Au bout d’un moment, j’entrais l’embrasser ; Françoise faisait infuser son thé ; ou, si ma tante se sentait agitée, elle demandait à la place sa tisane et c’était moi qui étais chargé de faire tomber du sac de pharmacie dans une assiette la quantité de tilleul qu’il fallait mettre ensuite dans l’eau bouillante. Le dessèchement des tiges les avait incurvées en un capricieux treillage dans les entrelacs duquel s’ouvraient les fleurs pâles, comme si un peintre les eût arrangées, les eût fait poser de la façon la plus ornementale. Les feuilles, ayant perdu ou changé leur aspect, avaient l’air des choses les plus disparates, d’une aile transparente de mouche, de l’envers blanc d’une étiquette, d’un pétale de rose, mais qui eussent été empilées, concassées ou tressées comme dans la confection d’un nid. Mille petits détails inutiles – charmante prodigalité du pharmacien – qu’on eût supprimés dans une préparation factice, me donnaient, comme un livre où on s’émerveille de rencontrer le nom d’une personne de connaissance, le plaisir de comprendre que c’était bien des tiges de vrais tilleuls, comme ceux que je voyais avenue de la Gare, modifiées, justement parce que c’étaient non des doubles, mais elles-mêmes et qu’elles avaient vieilli. Et chaque caractère nouveau n’y étant que la métamorphose d’un caractère ancien, dans de petites boules grises je reconnaissais les boutons verts qui ne sont pas venus à terme ; mais surtout l’éclat rose, lunaire et doux qui faisait se détacher les fleurs dans la forêt fragile des tiges où elles étaient suspendues comme de petites roses d’or – signe, comme la lueur qui révèle encore sur une muraille la place d’une fresque effacée, de la différence entre les parties de l’arbre qui avaient été « en couleur » et celles qui ne l’avaient pas été – me montrait que ces pétales étaient bien ceux qui avant de fleurir le sac de pharmacie avaient embaumé les soirs de printemps. Cette flamme rose de cierge, c’était leur couleur encore, mais à demi éteinte et assoupie dans cette vie diminuée qu’était la leur maintenant et qui est comme le crépuscule des fleurs. Bientôt ma tante pouvait tremper dans l’infusion bouillante dont elle savourait le goût de feuille morte ou de fleur fanée une petite madeleine dont elle me tendait un morceau quand il était suffisamment amolli.

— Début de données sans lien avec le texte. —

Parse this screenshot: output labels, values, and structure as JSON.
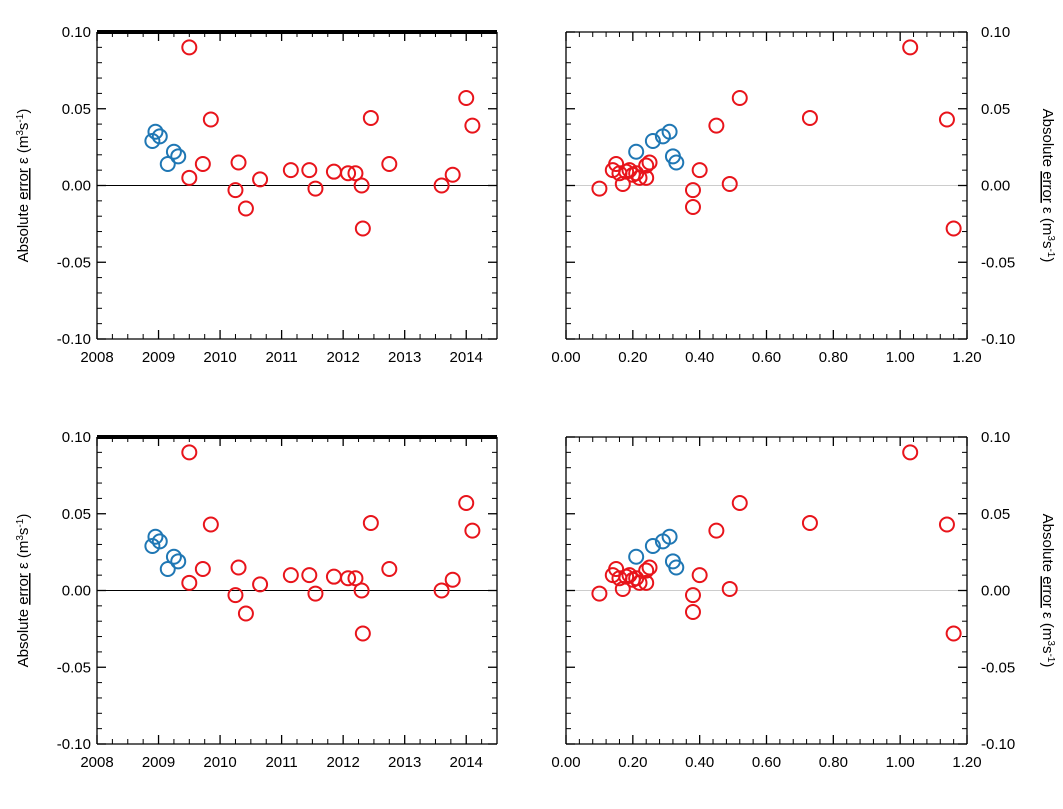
{
  "colors": {
    "series_a": "#1f77b4",
    "series_b": "#e8141b",
    "axis": "#000000",
    "zero_line_left": "#000000",
    "zero_line_right": "#cccccc",
    "spellcheck_underline": "#1f3fd6"
  },
  "labels": {
    "left_ylabel_parts": [
      "Absolute ",
      "error",
      "  ε (m",
      "3",
      "s",
      "-1",
      ")"
    ],
    "right_ylabel_parts": [
      "Absolute ",
      "error",
      "  ε (m",
      "3",
      "s",
      "-1",
      ")"
    ]
  },
  "chart_data": [
    {
      "type": "scatter",
      "panel": "top-left",
      "xlim": [
        2008,
        2014.5
      ],
      "ylim": [
        -0.1,
        0.1
      ],
      "xticks": [
        2008,
        2009,
        2010,
        2011,
        2012,
        2013,
        2014
      ],
      "xtick_labels": [
        "2008",
        "2009",
        "2010",
        "2011",
        "2012",
        "2013",
        "2014"
      ],
      "yticks": [
        -0.1,
        -0.05,
        0,
        0.05,
        0.1
      ],
      "ytick_labels": [
        "-0.10",
        "-0.05",
        "0.00",
        "0.05",
        "0.10"
      ],
      "ylabel_side": "left",
      "zero_line": true,
      "series": [
        {
          "color": "blue",
          "points": [
            [
              2008.9,
              0.029
            ],
            [
              2008.95,
              0.035
            ],
            [
              2009.02,
              0.032
            ],
            [
              2009.15,
              0.014
            ],
            [
              2009.25,
              0.022
            ],
            [
              2009.32,
              0.019
            ]
          ]
        },
        {
          "color": "red",
          "points": [
            [
              2009.5,
              0.09
            ],
            [
              2009.5,
              0.005
            ],
            [
              2009.72,
              0.014
            ],
            [
              2009.85,
              0.043
            ],
            [
              2010.25,
              -0.003
            ],
            [
              2010.3,
              0.015
            ],
            [
              2010.42,
              -0.015
            ],
            [
              2010.65,
              0.004
            ],
            [
              2011.15,
              0.01
            ],
            [
              2011.45,
              0.01
            ],
            [
              2011.55,
              -0.002
            ],
            [
              2011.85,
              0.009
            ],
            [
              2012.08,
              0.008
            ],
            [
              2012.2,
              0.008
            ],
            [
              2012.3,
              0.0
            ],
            [
              2012.32,
              -0.028
            ],
            [
              2012.45,
              0.044
            ],
            [
              2012.75,
              0.014
            ],
            [
              2013.6,
              0.0
            ],
            [
              2013.78,
              0.007
            ],
            [
              2014.0,
              0.057
            ],
            [
              2014.1,
              0.039
            ]
          ]
        }
      ]
    },
    {
      "type": "scatter",
      "panel": "top-right",
      "xlim": [
        0.0,
        1.2
      ],
      "ylim": [
        -0.1,
        0.1
      ],
      "xticks": [
        0,
        0.2,
        0.4,
        0.6,
        0.8,
        1.0,
        1.2
      ],
      "xtick_labels": [
        "0.00",
        "0.20",
        "0.40",
        "0.60",
        "0.80",
        "1.00",
        "1.20"
      ],
      "yticks": [
        -0.1,
        -0.05,
        0,
        0.05,
        0.1
      ],
      "ytick_labels": [
        "-0.10",
        "-0.05",
        "0.00",
        "0.05",
        "0.10"
      ],
      "ylabel_side": "right",
      "zero_line": true,
      "series": [
        {
          "color": "blue",
          "points": [
            [
              0.21,
              0.022
            ],
            [
              0.26,
              0.029
            ],
            [
              0.29,
              0.032
            ],
            [
              0.31,
              0.035
            ],
            [
              0.32,
              0.019
            ],
            [
              0.33,
              0.015
            ]
          ]
        },
        {
          "color": "red",
          "points": [
            [
              0.1,
              -0.002
            ],
            [
              0.14,
              0.01
            ],
            [
              0.15,
              0.014
            ],
            [
              0.16,
              0.008
            ],
            [
              0.17,
              0.001
            ],
            [
              0.18,
              0.009
            ],
            [
              0.19,
              0.01
            ],
            [
              0.2,
              0.007
            ],
            [
              0.21,
              0.008
            ],
            [
              0.22,
              0.005
            ],
            [
              0.24,
              0.013
            ],
            [
              0.24,
              0.005
            ],
            [
              0.25,
              0.015
            ],
            [
              0.38,
              -0.003
            ],
            [
              0.38,
              -0.014
            ],
            [
              0.4,
              0.01
            ],
            [
              0.45,
              0.039
            ],
            [
              0.49,
              0.001
            ],
            [
              0.52,
              0.057
            ],
            [
              0.73,
              0.044
            ],
            [
              1.03,
              0.09
            ],
            [
              1.14,
              0.043
            ],
            [
              1.16,
              -0.028
            ]
          ]
        }
      ]
    },
    {
      "type": "scatter",
      "panel": "bottom-left",
      "xlim": [
        2008,
        2014.5
      ],
      "ylim": [
        -0.1,
        0.1
      ],
      "xticks": [
        2008,
        2009,
        2010,
        2011,
        2012,
        2013,
        2014
      ],
      "xtick_labels": [
        "2008",
        "2009",
        "2010",
        "2011",
        "2012",
        "2013",
        "2014"
      ],
      "yticks": [
        -0.1,
        -0.05,
        0,
        0.05,
        0.1
      ],
      "ytick_labels": [
        "-0.10",
        "-0.05",
        "0.00",
        "0.05",
        "0.10"
      ],
      "ylabel_side": "left",
      "zero_line": true,
      "series": [
        {
          "color": "blue",
          "points": [
            [
              2008.9,
              0.029
            ],
            [
              2008.95,
              0.035
            ],
            [
              2009.02,
              0.032
            ],
            [
              2009.15,
              0.014
            ],
            [
              2009.25,
              0.022
            ],
            [
              2009.32,
              0.019
            ]
          ]
        },
        {
          "color": "red",
          "points": [
            [
              2009.5,
              0.09
            ],
            [
              2009.5,
              0.005
            ],
            [
              2009.72,
              0.014
            ],
            [
              2009.85,
              0.043
            ],
            [
              2010.25,
              -0.003
            ],
            [
              2010.3,
              0.015
            ],
            [
              2010.42,
              -0.015
            ],
            [
              2010.65,
              0.004
            ],
            [
              2011.15,
              0.01
            ],
            [
              2011.45,
              0.01
            ],
            [
              2011.55,
              -0.002
            ],
            [
              2011.85,
              0.009
            ],
            [
              2012.08,
              0.008
            ],
            [
              2012.2,
              0.008
            ],
            [
              2012.3,
              0.0
            ],
            [
              2012.32,
              -0.028
            ],
            [
              2012.45,
              0.044
            ],
            [
              2012.75,
              0.014
            ],
            [
              2013.6,
              0.0
            ],
            [
              2013.78,
              0.007
            ],
            [
              2014.0,
              0.057
            ],
            [
              2014.1,
              0.039
            ]
          ]
        }
      ]
    },
    {
      "type": "scatter",
      "panel": "bottom-right",
      "xlim": [
        0.0,
        1.2
      ],
      "ylim": [
        -0.1,
        0.1
      ],
      "xticks": [
        0,
        0.2,
        0.4,
        0.6,
        0.8,
        1.0,
        1.2
      ],
      "xtick_labels": [
        "0.00",
        "0.20",
        "0.40",
        "0.60",
        "0.80",
        "1.00",
        "1.20"
      ],
      "yticks": [
        -0.1,
        -0.05,
        0,
        0.05,
        0.1
      ],
      "ytick_labels": [
        "-0.10",
        "-0.05",
        "0.00",
        "0.05",
        "0.10"
      ],
      "ylabel_side": "right",
      "zero_line": true,
      "series": [
        {
          "color": "blue",
          "points": [
            [
              0.21,
              0.022
            ],
            [
              0.26,
              0.029
            ],
            [
              0.29,
              0.032
            ],
            [
              0.31,
              0.035
            ],
            [
              0.32,
              0.019
            ],
            [
              0.33,
              0.015
            ]
          ]
        },
        {
          "color": "red",
          "points": [
            [
              0.1,
              -0.002
            ],
            [
              0.14,
              0.01
            ],
            [
              0.15,
              0.014
            ],
            [
              0.16,
              0.008
            ],
            [
              0.17,
              0.001
            ],
            [
              0.18,
              0.009
            ],
            [
              0.19,
              0.01
            ],
            [
              0.2,
              0.007
            ],
            [
              0.21,
              0.008
            ],
            [
              0.22,
              0.005
            ],
            [
              0.24,
              0.013
            ],
            [
              0.24,
              0.005
            ],
            [
              0.25,
              0.015
            ],
            [
              0.38,
              -0.003
            ],
            [
              0.38,
              -0.014
            ],
            [
              0.4,
              0.01
            ],
            [
              0.45,
              0.039
            ],
            [
              0.49,
              0.001
            ],
            [
              0.52,
              0.057
            ],
            [
              0.73,
              0.044
            ],
            [
              1.03,
              0.09
            ],
            [
              1.14,
              0.043
            ],
            [
              1.16,
              -0.028
            ]
          ]
        }
      ]
    }
  ]
}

D’un côté de son lit était une grande commode jaune en bois de citronnier et une table qui tenait à la fois de l’officine et du maître-autel, où, au-dessous d’une statuette de la Vierge et d’une bouteille de Vichy-Célestins, on trouvait des livres de messe et des ordonnances de médicaments, tout ce qu’il fallait pour suivre de son lit les offices et son régime, pour ne manquer l’heure ni de la pepsine, ni des Vêpres. De l’autre côté, son lit longeait la fenêtre, elle avait la rue sous les yeux et y lisait du matin au soir, pour se désennuyer, à la façon des princes persans, la chronique quotidienne mais immémoriale de Combray, qu’elle commentait ensuite avec Françoise.